Queste classifiche del Mc Dougall non sembrano davvero troppo soddisfacenti. Vale tuttavia la pena di ricordare la sua definizione dell’istinto. Secondo il Mc Dougall, un istinto è «una disposizione psicofisica ereditaria o innata, che determina il suo possessore a percepire, prestando loro attenzione, oggetti di una certa classe; a sperimentare, nel percepirli, un eccitamente emozionale di una qualità particolare; e ad agire riguardo ad essi in un particolare modo o, almeno, a provare un impulso verso tale azione ».
Gli istinti, dunque, in base a questa definizione, sono « linee di condotta biologiche », secondo le quali, in grado maggiore o minore, ma con dei minimi di obbligatorietà che non possono in alcun modo venire elusi, si svolge la nostra vita. Essi, come giustamente nota il Mc Dougall, presiedono alla stessa « percezione attenta » di oggetti e classi di oggetti a preferenza e con esclusione di altri (entrando in un recinto, una tigre trascurerà completamente, supponiamo, un cesto di mele e un vezzo di perle, e dedicherà tutta la sua attenzione aggressiva ad un tenero capretto: laddove un cavallo o una donna si comporteranno in modo diverso). Anche il Mc Dougall, come altri AA., accentua la caratteristica di « disposizione », di «spontaneità», come essenziale agli istinti; e respinge implicitamente, nella sua definizione, il punto di vista materialistico, per cui la, spinta all’azione dovrebbe essere necessariamente preceduta e dipendente da fatti di ordine fisiologico. In ciò egli è perfettamente in linea con la psicoanalisi, la quale, come vedremo, considera, gli istinti da un angolo sopratutto psicologico.
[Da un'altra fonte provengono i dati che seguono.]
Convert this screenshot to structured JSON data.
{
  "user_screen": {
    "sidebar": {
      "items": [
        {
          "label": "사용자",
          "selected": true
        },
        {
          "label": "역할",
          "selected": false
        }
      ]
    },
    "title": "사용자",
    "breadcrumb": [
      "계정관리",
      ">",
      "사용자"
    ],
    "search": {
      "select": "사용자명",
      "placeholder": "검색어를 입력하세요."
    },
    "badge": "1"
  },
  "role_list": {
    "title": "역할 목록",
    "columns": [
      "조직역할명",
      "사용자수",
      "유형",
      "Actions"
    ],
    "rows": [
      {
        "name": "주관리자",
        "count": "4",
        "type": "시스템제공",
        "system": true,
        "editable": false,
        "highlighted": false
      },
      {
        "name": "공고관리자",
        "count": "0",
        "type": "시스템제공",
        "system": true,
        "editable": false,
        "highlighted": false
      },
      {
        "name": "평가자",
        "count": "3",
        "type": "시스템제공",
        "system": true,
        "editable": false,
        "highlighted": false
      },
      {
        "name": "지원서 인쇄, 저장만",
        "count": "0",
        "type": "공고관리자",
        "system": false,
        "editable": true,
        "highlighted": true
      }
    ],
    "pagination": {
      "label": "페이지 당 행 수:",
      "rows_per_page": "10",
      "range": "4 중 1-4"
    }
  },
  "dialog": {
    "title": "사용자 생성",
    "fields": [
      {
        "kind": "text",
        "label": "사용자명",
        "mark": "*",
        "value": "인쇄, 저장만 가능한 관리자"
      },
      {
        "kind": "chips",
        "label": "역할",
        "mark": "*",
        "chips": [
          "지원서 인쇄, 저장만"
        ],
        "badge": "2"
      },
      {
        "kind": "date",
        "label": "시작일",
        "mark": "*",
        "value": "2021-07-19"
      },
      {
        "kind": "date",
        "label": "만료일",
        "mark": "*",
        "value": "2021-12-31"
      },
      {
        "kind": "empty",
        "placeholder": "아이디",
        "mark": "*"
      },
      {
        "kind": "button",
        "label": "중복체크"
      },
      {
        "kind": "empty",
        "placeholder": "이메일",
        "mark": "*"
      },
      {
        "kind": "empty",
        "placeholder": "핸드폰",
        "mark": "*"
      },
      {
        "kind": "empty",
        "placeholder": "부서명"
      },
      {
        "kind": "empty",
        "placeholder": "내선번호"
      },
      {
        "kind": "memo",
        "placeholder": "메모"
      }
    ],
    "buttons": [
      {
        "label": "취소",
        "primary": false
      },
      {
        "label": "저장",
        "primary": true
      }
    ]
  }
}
Il concetto di « istinto » in senso psicologico si è andato precisando in tempi relativamente recenti, ed ha formato oggetto di studio accurato da parte della scienza psicoanalitica. Non si può dire che tutto sia chiaro e definitivo in questo difficile settore, e le difficoltà sono sopratutto dovute al fatto che gli istinti, qualunque definizione si creda di poterne dare, sono, come scrive Freud, « al limite tra lo psichico e il somatico »: sono rappresentanti psichici degli stimoli, che, sorgendo nell’interiorità somatica, pervengono nel piano psichico.
Come è avvenuto per altri accertamenti e scoperte della psicoanalisi, le prime mosse per la formazione di una teoria degli istinti umani furono compiute in sede di esame e di cura di talune malattie nervose. Nelle psiconevrosi, in particolare, Freud riscontrò in un primo tempo che tendenze istintive inconscie, di carattere sessuale, si trovavano in conflitto con altri gruppi di istinti, la cui essenza non era ben chiara. Freud ravvisò, in qualsiasi istinto, un impulso – ossia la somma di energia da esso rappresentata -; una meta – ossia l’appagamento -; e un oggetto, nel quale, o mediante il quale, l’istinto raggiunge la sua meta. Quanto alla fonte dell’istinto, restava e resta tuttora ignoto se essa sia sempre e soltanto di natura, biochimica, o se possano intervenirvi altri fattori.
Si ammise, dunque, sin dall’inizio delle ricerche analitiche, l’esistenza di importanti gruppi di istinti non sessuali. Come ho accennato, Freud parlò, sin dall’inizio, di « conflitti » di forze istintive: ammise, dunque, l’esistenza di gruppi quanto mai forti ed importanti di istinti che non potevano in alcun modo essere considerati sessuali. A chiunque abbia seguito lo svolgersi del pensiero freudiano, l’accusa di «pansessualismo », che a più riprese fu rivolta a lui, e alla psicoanalisi in genere, appare destituita di qualsiasi fondamento, sebbene ancora oggi essa sia ogni tanto ripetuta da qualche orecchiante.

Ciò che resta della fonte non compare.